The first task would be to clean the names, check for missing values, undestand the column names, check the data types and, also make sure that the data is in tidy format.

The following code is for renaming the columns for the to have meaningful names

## rename the variables
names(data)
r_data <- data %>% rename(Sex = s1q1, 
                          Age=s1q3y, 
                          region_class = ur2012,
                          Father_alive=s1q13,
                          Mother_alive = s1q14, 
                          health_prob=s3q4,
                          Grade_2012=s4aq6a ,
                          Grade_2013=s4aq6b , 
                          sch_attended_prev_yr=s4aq8, 
                          prob_in_sch=s4aq9,
                          edu_expenses=s4aq11h,                         paid_edu_expenses_year_end=s4aq12 , 
                          sch_days_missed=s4aq14, 
                          why_not_attending_sch=s4aq15,
                          why_leave_sch=s4aq17,
                          can_read=s4bq3,
                          can_write=s4bq4,
                          can_calculate=s4bq5,
                          farm_work=s6aq2)
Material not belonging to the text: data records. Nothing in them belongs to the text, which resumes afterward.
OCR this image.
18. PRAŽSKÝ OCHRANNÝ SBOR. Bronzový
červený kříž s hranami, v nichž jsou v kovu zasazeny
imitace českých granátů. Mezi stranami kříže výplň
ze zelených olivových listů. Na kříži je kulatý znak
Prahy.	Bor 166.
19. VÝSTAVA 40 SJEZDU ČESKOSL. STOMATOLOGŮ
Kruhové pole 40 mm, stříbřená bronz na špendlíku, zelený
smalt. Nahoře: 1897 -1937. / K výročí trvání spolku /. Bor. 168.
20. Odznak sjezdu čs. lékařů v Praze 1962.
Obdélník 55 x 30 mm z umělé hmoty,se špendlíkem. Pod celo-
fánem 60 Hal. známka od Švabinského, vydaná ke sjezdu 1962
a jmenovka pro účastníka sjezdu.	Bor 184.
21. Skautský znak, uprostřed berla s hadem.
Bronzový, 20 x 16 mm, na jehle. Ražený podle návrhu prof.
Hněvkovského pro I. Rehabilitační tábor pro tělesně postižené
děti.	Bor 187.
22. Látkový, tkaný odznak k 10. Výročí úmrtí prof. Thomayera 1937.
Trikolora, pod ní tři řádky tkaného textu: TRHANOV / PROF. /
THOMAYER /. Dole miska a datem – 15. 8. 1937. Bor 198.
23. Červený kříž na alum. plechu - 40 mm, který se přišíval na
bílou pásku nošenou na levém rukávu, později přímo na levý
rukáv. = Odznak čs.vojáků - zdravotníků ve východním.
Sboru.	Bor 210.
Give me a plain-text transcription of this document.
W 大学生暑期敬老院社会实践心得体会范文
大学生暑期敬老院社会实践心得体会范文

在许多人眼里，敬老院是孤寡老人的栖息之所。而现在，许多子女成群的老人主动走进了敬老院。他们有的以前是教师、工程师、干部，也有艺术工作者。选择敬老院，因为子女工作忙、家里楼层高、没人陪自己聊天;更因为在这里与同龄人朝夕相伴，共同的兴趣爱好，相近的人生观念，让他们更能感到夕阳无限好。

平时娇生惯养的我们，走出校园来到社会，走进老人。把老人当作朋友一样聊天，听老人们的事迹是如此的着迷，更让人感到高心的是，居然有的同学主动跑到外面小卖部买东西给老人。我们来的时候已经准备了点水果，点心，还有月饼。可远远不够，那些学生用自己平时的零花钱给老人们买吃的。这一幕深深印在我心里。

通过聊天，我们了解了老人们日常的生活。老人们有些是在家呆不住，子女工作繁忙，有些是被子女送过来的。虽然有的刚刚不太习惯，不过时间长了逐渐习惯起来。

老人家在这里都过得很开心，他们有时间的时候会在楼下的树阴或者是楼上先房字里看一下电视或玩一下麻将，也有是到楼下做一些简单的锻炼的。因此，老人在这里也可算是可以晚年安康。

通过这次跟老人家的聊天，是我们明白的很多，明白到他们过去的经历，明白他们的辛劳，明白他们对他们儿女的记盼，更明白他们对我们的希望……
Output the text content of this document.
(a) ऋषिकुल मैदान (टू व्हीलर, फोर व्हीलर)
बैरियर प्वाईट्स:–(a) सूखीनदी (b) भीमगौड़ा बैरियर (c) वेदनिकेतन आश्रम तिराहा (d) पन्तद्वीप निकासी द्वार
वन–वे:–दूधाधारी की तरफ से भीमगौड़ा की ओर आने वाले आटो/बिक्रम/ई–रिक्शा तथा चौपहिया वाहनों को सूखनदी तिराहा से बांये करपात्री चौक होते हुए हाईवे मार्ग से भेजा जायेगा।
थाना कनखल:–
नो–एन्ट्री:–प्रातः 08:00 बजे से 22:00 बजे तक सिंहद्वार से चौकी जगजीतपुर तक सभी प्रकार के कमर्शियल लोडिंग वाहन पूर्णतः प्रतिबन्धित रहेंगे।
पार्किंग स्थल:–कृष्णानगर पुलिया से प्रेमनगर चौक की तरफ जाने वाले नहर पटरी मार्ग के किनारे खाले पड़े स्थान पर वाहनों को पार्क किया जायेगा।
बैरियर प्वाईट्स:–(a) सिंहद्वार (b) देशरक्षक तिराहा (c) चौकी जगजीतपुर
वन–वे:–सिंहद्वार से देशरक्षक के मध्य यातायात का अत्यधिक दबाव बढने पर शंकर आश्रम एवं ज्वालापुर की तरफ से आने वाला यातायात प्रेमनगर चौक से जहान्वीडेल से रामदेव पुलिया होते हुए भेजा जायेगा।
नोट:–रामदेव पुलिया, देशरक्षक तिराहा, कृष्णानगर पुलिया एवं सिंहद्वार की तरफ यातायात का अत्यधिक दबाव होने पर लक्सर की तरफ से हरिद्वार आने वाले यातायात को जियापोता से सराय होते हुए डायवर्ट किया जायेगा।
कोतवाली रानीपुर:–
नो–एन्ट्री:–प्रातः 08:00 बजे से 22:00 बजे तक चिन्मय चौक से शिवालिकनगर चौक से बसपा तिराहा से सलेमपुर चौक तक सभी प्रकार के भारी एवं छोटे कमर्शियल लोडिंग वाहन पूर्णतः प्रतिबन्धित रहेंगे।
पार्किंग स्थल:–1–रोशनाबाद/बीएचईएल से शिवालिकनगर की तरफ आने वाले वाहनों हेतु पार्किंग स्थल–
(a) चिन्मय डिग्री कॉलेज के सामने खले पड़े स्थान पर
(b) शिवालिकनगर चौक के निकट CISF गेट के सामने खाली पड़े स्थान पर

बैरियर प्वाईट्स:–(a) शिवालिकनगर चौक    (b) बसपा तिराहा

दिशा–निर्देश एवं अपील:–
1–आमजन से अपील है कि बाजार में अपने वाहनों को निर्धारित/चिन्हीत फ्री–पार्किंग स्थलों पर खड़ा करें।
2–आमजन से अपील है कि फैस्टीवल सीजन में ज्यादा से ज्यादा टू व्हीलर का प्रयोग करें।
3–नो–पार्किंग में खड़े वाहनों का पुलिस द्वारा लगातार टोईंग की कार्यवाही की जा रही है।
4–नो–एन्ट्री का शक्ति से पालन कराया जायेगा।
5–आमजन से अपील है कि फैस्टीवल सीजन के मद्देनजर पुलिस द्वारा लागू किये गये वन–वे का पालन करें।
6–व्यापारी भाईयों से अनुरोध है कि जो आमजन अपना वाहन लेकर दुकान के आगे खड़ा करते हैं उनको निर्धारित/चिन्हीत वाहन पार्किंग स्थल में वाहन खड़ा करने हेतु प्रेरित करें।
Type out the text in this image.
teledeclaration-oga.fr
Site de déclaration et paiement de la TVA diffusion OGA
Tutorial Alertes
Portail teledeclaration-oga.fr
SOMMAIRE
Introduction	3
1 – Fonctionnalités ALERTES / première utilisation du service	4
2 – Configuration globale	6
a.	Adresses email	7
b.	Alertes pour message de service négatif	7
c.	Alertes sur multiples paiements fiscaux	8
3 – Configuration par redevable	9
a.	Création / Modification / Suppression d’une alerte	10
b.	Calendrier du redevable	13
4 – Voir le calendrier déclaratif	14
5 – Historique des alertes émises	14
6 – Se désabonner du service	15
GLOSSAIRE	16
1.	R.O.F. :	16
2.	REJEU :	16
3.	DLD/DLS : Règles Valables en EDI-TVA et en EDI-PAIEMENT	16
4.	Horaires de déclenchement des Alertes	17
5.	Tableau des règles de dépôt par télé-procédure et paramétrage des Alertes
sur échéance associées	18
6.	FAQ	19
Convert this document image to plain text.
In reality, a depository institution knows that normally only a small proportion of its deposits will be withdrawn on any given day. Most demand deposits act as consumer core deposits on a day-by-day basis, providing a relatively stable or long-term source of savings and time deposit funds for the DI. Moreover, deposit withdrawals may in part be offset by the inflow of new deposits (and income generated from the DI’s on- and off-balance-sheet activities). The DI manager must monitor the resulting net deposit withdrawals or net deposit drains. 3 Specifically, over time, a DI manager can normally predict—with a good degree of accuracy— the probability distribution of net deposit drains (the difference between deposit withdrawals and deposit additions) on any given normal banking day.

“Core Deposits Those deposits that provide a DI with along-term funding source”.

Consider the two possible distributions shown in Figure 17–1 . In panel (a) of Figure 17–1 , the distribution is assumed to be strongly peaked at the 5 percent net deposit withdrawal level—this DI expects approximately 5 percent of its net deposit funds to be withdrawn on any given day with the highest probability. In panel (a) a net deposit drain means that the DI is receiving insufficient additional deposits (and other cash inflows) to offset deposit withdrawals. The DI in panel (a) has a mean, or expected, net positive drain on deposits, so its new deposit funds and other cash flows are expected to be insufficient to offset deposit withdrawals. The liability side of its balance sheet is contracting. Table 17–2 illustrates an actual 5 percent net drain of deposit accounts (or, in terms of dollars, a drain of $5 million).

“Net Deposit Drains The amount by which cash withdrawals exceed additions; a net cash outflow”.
Then we define the missing values as NAs then remove them from the two variables. But this is always advisable after you have inquired from other departments why the data is missing in the first place. Beware that some missing data can not just be deleted, instead there are a couple of imputing techniques that we discuss the upcoming blogs. For now we illustrate how to delete them.

data <- data %>% 
  na_if("") %>% 
  filter(!is.na(Grade_2012),!is.na(Grade_2013))

This report investigates the causes of repetiton in primary education. Rural area here mean that the setting of the school location has low standards of living status and low population to infrastructure ratio while urban is the opposite.

Descriptive analysis

Provinces

The report was mainly done in Rwanda where 5 provinces were considered. The provinces were Kigali city, Southern province, Western province, Northern Province and Eastern province. The table below summarises the percentage distribution of students from each province. Kigali city had 22.15 percent which was the highest numbers from a province in this study. However, the rest of the provinces had a nearly similar number with Southern province having the lowest number of students at 17.1 percent.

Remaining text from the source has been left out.